We have identified and sequenced a cDNA clone coding for Trichomonas vaginalis alpha-actinin. Analysis of the obtained sequence revealed that the 2,857-nucleotide-long cDNA contained an open reading frame encoding 849 amino acids which showed consistent homology with alpha-actinins of different species. Such homology was particularly significant in regions which have been reported to represent the actin-binding and Ca2+-binding domains in other alpha-actinins. The deduced protein was also characterized by the presence of a divergent central region thought to play a role in its high immunogenicity. A study of protein localization performed by immunofluorescence revealed that the protein is diffusely distributed throughout the T. vaginalis cytoplasm when the cell is pear shaped. When parasites adhere and transform into the amoeboid morphology, the protein is located only in areas close to the cytoplasmic membrane and colocalizes with actin. Concomitantly with transformation into the amoeboid morphology, alpha-actinin mRNA expression is upregulated.

FIG. 1

(A) Deduced amino acid sequence of the T. vaginalis alpha-actinin cDNA. The actin-binding site and the EF-hand domain are shown in bold. The underlined amino acids represent the central, divergent region. (B) Homology between actin-binding site of T. vaginalis alpha-actinin and actin-binding sites of other alpha-actinins. Consensus indicates the most frequent amino acid at that position.

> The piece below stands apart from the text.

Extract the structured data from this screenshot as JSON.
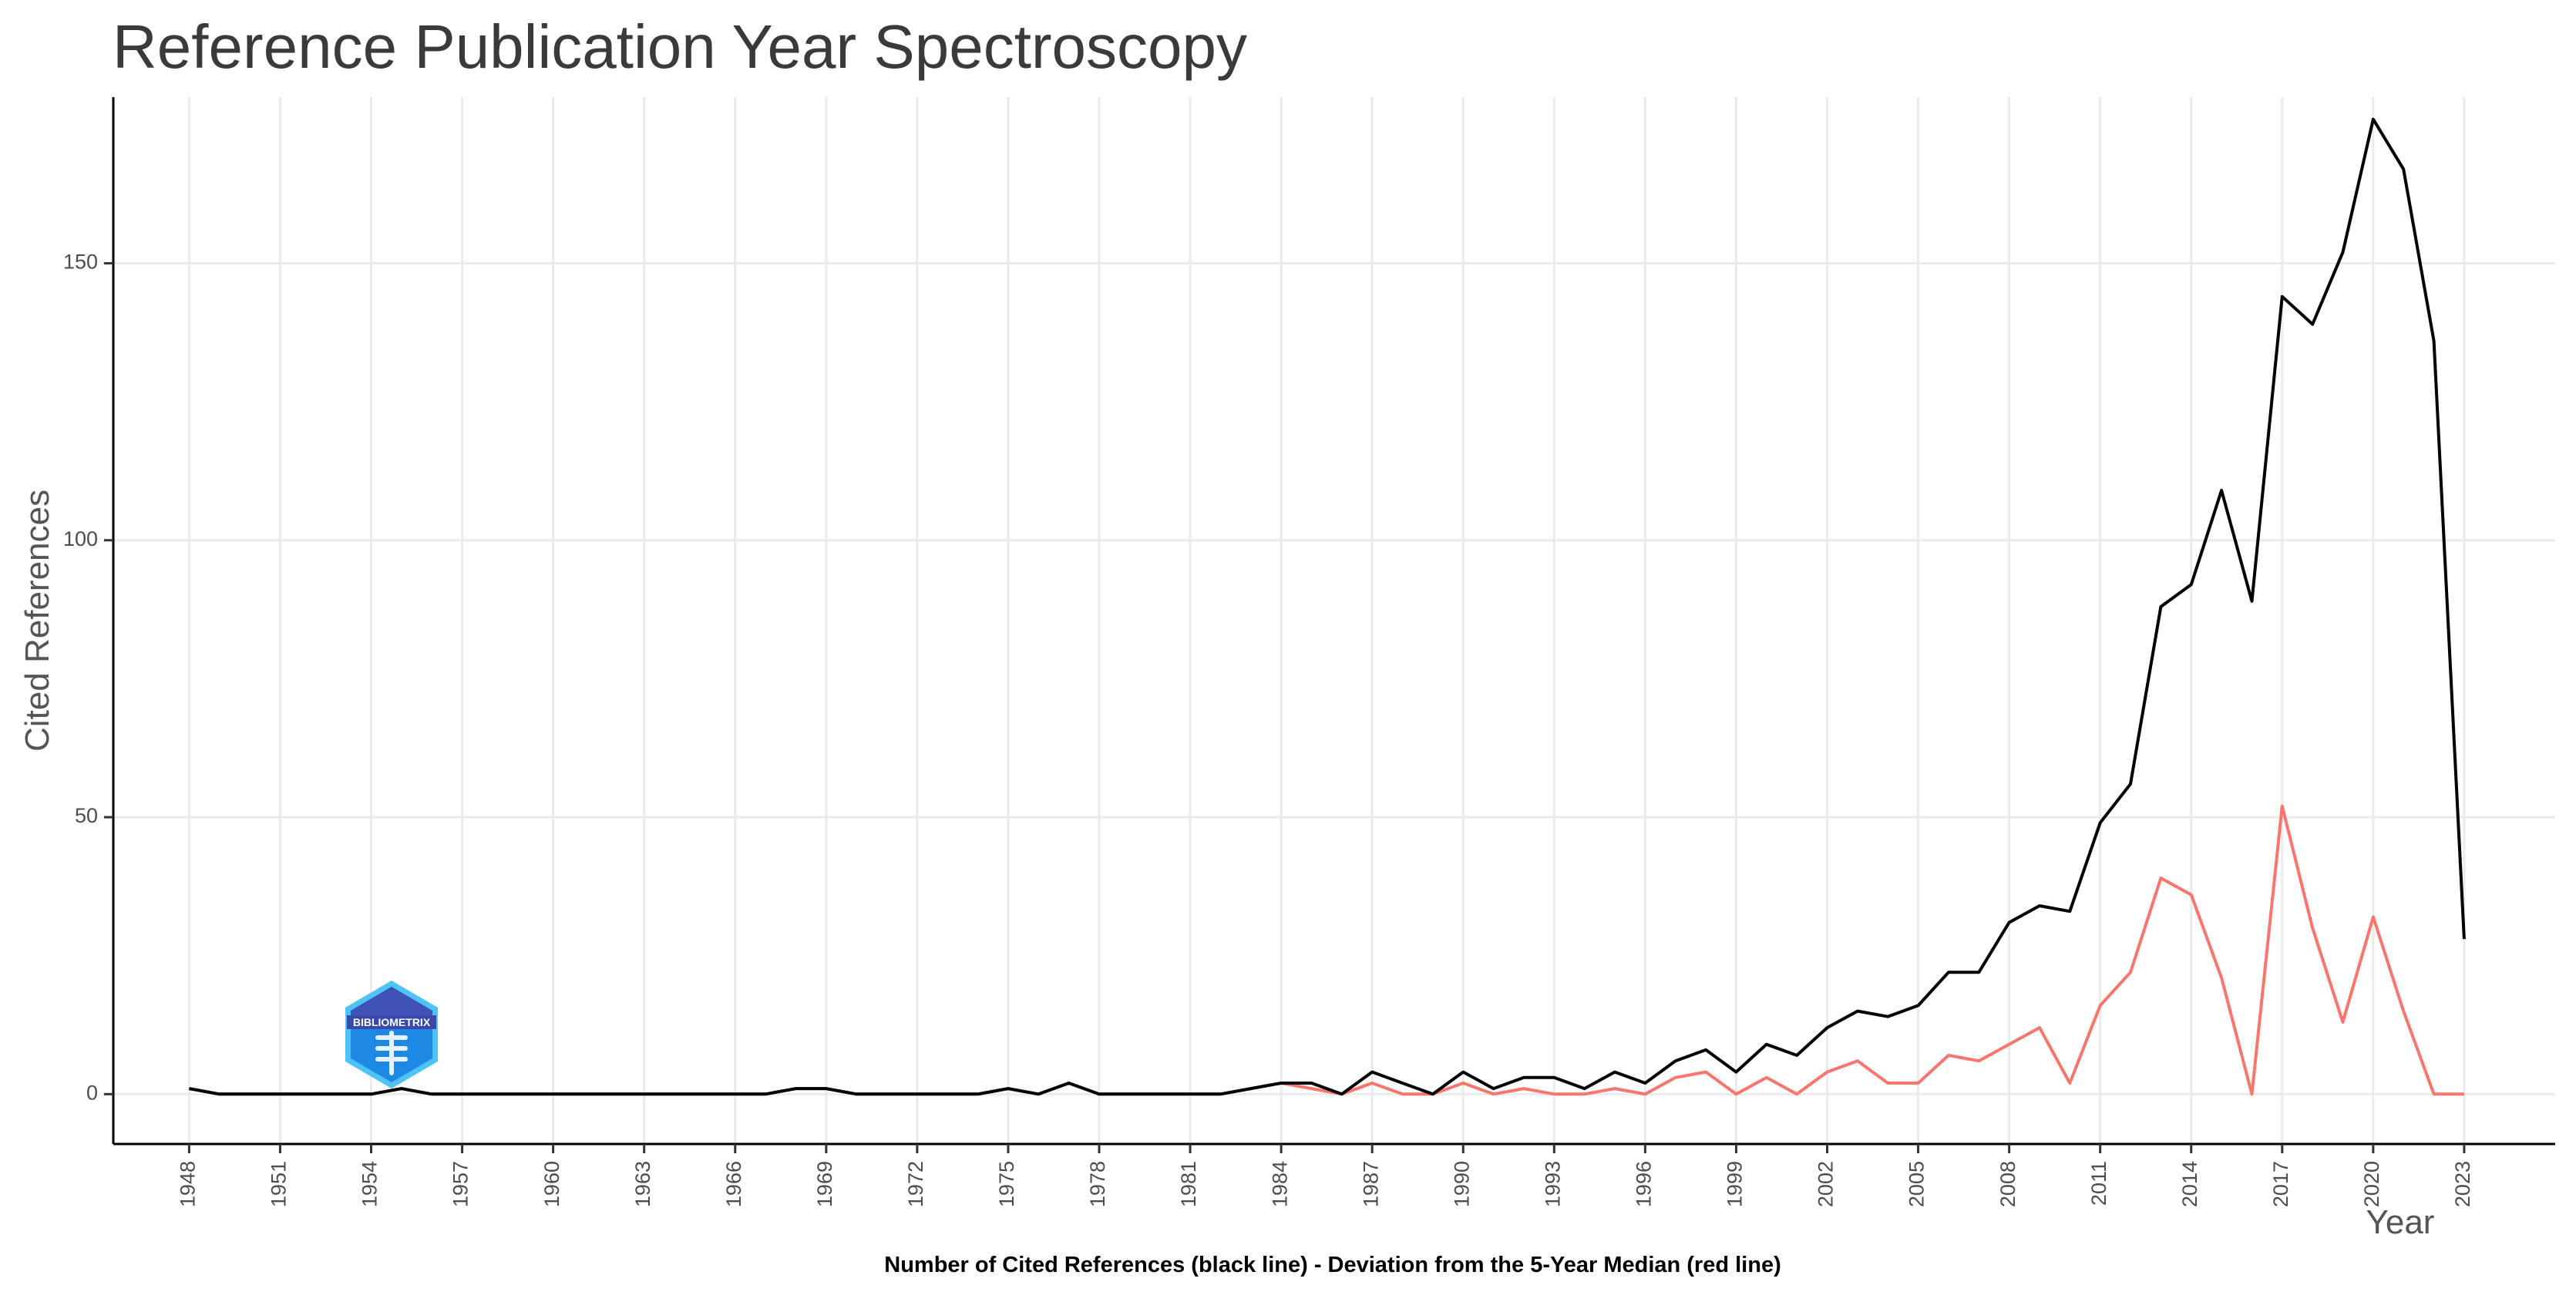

Uppercase letters indicate that the amino acid is present in all peptides; lowercase letters indicate the most common amino acid. (C) Homology between EF-hand (Ca²⁺-chelating domain) of T. vaginalis alpha-actinin and EF-hands of other alpha-actinins. Consensus indicates the EF-hand consensus sequence (33). The calcium-chelating side chains are also shown (x, y, z-y-x, and -z). D, oxygen-containing side chain; L, hydrophobic side chain; Tv, T. vaginalis; Dd, D. discoideum; Drome, D. melanogaster.

FIG. 2

Alignment of the alpha-actinin central region in amino acid sequences from T. vaginalis (Tv), D. discoideum (Dd), Homo sapiens (Human), D. melanogaster (Dm), and chick. Boxes represent the amino acids that match those in T. vaginalis alpha-actin exactly. The alignment was obtained by the Clustal method with the MegAlign program (Lasergene Suite; DnaStar Inc., Madison, Wis.).

FIG. 3

(A) Phase-contrast micrograph of an amoeboid T. vaginalis organism coincubated with HeLa cells. (B) Immunofluorescence pattern of alpha-actinin in the corresponding sample. Cells were fixed and processed for immunofluorescence staining with anti–T. vaginalis alpha-actinin antibodies. These images show the lack of cross-reactivity between parasite and host alpha-actinins.

FIG. 4

Distribution of alpha-actinin in different morphological forms of T. vaginalis. Living T. vaginalis organisms in suspension and adhering on coverslips were fixed and processed for immunofluorescence staining with anti–T. vaginalis alpha-actinin antibodies. (Right panels) Immunofluorescence patterns of alpha-actinin during different morphological stages of the parasites: A, pear-shaped form; D, fully amoeboid form; B and C, intermediate stages. (Left panel) Phase-contrast micrographs of the corresponding samples. This sequence of images shows the redistribution of alpha-actinin in the periphery of the microorganism following transformation into the amoeboid morphology.

FIG. 5

Representative experiment showing a Northern blot and RT-PCR of total mRNA extracted from pear-shaped (lanes a) and amoeboid (lanes b) T. vaginalis organisms. (Northern blot) Panel 1, hybridization bands obtained with an actin probe; panel 2, hybridization bands obtained with an alpha-actinin probe. (RT-PCR) Panel 3, amplification bands obtained from RNA extracted from pear-shaped and amoeboid parasites with actin primers; panel 4, amplification bands obtained with alpha-actinin primers.